There are roughly a dozen different species of tunicates in the Gulf of Maine. More than half are believed to be invasive species brought to the Gulf from other regions.


Solitary tunicates, like the European sea squirt, are distinct individuals and can grow together in large groups. They reproduce quickly and can easily spread into new areas by attaching themselves to boats or gear.


Colonial tunicates, such as the pancake batter or sea vomit tunicate, form incredibly dense colonies. “Pancake batter” got its name because the colony forms a mat with dripping tendrils. These tunicates are individual organisms that live in colonies within a shared protective tunic.


Warming Gulf of Maine waters have allowed tunicates to grow quickly in many parts of the Maine coast.


They also are less susceptible than many invertebrates to the impacts of ocean acidification and low oxygen conditions created by algal blooms. Tunicate populations vary with the seasons, peaking at the beginning of fall. They are more likely found in shallow water.


As Brian Beal, a University of Maine at Machias marine scientist and director of the Downeast Institute, commented in a recent Bangor Daily News article, “Sea squirts have exploded in the Gulf of Maine over the past decade or so. They’re just a huge nuisance.”


A colony of tunicates can easily double the weight of a lobster trap, making it difficult and dangerous to haul.


They can cover the trap escape vent and the wire mesh itself, limiting the amount of water that can pass through the trap.
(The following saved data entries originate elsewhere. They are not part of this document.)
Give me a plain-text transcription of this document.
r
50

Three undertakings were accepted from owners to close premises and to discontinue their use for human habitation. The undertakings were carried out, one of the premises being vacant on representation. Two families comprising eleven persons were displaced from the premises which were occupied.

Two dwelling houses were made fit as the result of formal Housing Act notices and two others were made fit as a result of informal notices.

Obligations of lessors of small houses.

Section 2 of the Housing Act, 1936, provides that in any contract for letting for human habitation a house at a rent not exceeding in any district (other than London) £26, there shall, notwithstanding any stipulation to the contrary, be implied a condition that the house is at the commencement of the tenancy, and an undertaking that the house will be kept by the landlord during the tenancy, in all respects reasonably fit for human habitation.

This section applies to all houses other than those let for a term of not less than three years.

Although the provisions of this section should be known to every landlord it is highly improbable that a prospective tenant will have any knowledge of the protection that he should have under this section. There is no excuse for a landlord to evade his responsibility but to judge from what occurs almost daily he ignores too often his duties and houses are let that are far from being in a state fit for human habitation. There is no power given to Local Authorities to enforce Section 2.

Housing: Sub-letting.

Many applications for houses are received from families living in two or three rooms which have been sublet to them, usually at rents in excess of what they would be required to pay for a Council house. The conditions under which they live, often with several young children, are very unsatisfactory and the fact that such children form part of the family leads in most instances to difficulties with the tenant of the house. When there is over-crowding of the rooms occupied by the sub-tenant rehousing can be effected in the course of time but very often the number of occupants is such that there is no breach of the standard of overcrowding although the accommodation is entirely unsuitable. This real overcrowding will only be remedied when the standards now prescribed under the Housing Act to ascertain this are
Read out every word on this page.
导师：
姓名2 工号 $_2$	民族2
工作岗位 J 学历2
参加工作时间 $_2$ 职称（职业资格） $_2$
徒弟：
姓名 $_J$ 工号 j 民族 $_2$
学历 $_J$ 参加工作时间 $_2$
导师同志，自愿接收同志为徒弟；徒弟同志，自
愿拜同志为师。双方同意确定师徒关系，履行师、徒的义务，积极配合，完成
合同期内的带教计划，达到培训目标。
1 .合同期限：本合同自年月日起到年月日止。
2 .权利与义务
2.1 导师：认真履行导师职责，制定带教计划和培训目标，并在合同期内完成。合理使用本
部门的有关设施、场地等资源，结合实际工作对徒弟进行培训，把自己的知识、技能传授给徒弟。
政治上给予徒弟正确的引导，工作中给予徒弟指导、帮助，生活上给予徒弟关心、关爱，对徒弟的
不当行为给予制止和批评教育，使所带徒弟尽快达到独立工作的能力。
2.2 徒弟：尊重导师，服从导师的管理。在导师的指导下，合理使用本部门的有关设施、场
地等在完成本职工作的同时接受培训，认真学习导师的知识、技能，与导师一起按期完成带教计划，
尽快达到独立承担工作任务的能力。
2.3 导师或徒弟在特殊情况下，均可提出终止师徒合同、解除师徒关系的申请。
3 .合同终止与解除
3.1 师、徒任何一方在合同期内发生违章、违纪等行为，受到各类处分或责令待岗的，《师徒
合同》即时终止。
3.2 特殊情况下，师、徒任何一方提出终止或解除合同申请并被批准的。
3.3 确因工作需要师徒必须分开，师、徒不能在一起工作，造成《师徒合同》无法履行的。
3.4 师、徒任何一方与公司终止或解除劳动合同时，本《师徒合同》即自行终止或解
Typically, however, tunicates won’t thrive in deeper water, where sunlight is limited.


Like the bad guys in a science fiction movie, tunicates are hard to kill. If scraped off a trap or hull at sea, the little bits hosed into the water will grow into new tunicates. Getting them off gear is best done on land, after they have dried out and died.


Researchers have found that during a severe winter when the Gulf temperatures drop and stay cold, tunicate populations will be reduced. Rain and a heavy influx of freshwater into coastal areas will also knock the populations back.


For now, however, with the Gulf of Maine continuing to warm, the invasive tunicates will remain irritating pests.